I find so much inspiration on the internet, especially on Pinterest. Obviously, I like to peruse sites that have sewing content and have collected some really great ideas that I want to try – every single idea. Alas, it will never come to be but I can give it my best shot.
How many times have you put a bowl of soup in the microwave and when it is finished cooking you reach in for the bowl believing it not to be too hot to handle and then quickly realize you were so wrong about that assumption? Then you proceed to run to the table, soup splashing as you scurry, and when you arrive at the table you realize you don’t have a placemat or trivet or pot holder to sit it on. Then you trip over your own feet to get back to your kitchen linen drawer to get something to sit the hot bowl on so you don’t ruin the finish on your tabletop. Heating up that yummy bowl of soup has turned into a dangerous mission. Ah, but there is a solution to this dilemma.
The project du jour is a microwaveable fabric bowl.

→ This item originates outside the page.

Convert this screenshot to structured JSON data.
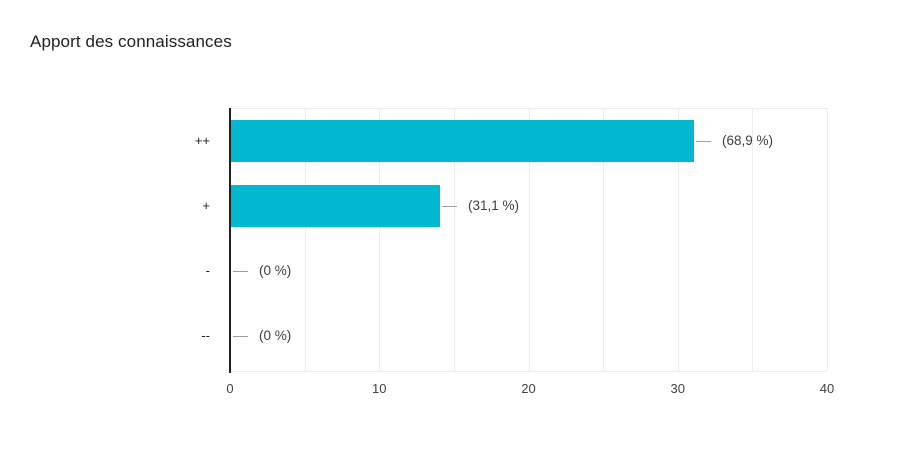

I found the inspiration here.
It’s such a useful project and I love useful and practical.
I won’t go into a lot of explanation as Karen has given a very good tutorial of construction of the bowl. But I’ll share some of my take-aways.
Take – away #1:
A key point to remember [as mentioned in the tutorial] is to use all cotton fabric and batting. Since you’ll have this in the microwave, you don’t want it to catch fire or melt. I didn’t specifically buy fabric or batting for this project, I just used some scraps I had on hand. It looks like cotton, feels like cotton, laundered like cotton. Let’s hope it is cotton! If you buy supplies to make this project, be sure it is cotton!
Take – away #2:
If you don’t have a walking foot when sewing the X across the square, this might happen. See that little wrinkle. It doesn’t show up in the photo very well, but the tip of the seam ripper in underneath the wrinkle.
So here is what I did to make that not happen. I stitched the second quilting line from the center of the X to the corner and then did the same for the other half. I didn’t quite line my stitch lines up just right.
Take – away #3:
The author of the tutorial does not specify the sizing of her darts to give the fabric the “bowl” shape. From the looks of my bowl, it seemed to have a more narrow bottom than hers, although mine and hers measured at the same size. I pinned the darts before marking and sat my bowl in it to see how it fit. If your bowl is a different size, I surmise that you could do the same to check the fit and make adjustments to the darts accordingly.
Since I wanted a precise measure for each dart for consistency, I made a little dart pattern. I did use the same measure as the author (1 inch across and 2.25 inches down).
For me, it seemed easier to make marking the darts this way. Place the straight side of your pattern along the fold and mark. Now all of my darts will be the same size.
Take – away #4:
Read the directions thoroughly beginning to end before proceeding. I was overly confident. I have a right, don’t I? My goodness, I’ve been sewing since I was a small child which is over 50 years! I should know what I’m doing. Well guess what? Confession time! I goofed and had to start over. You didn’t have to know that but it happens, even to the most seasoned seamstresses. I tell you this so you know we are not perfect. Only One is perfect! Remember that.
Besides I am doing this project to use in my Sewing Ministry class and I look at it from a teacher’s point of view. Any way I can help my students learn, I’m all for it and learning from mistakes can be very effective.
I think this little bowl might make a great gift for a graduate that will soon be going off to college and living in a dorm room and eating lots of soup. You could put it in a cute little gift basket along with some cans of soup, package of crackers, a bowl, spoon, and maybe a gift card to a big box grocery store. What do you think of that idea?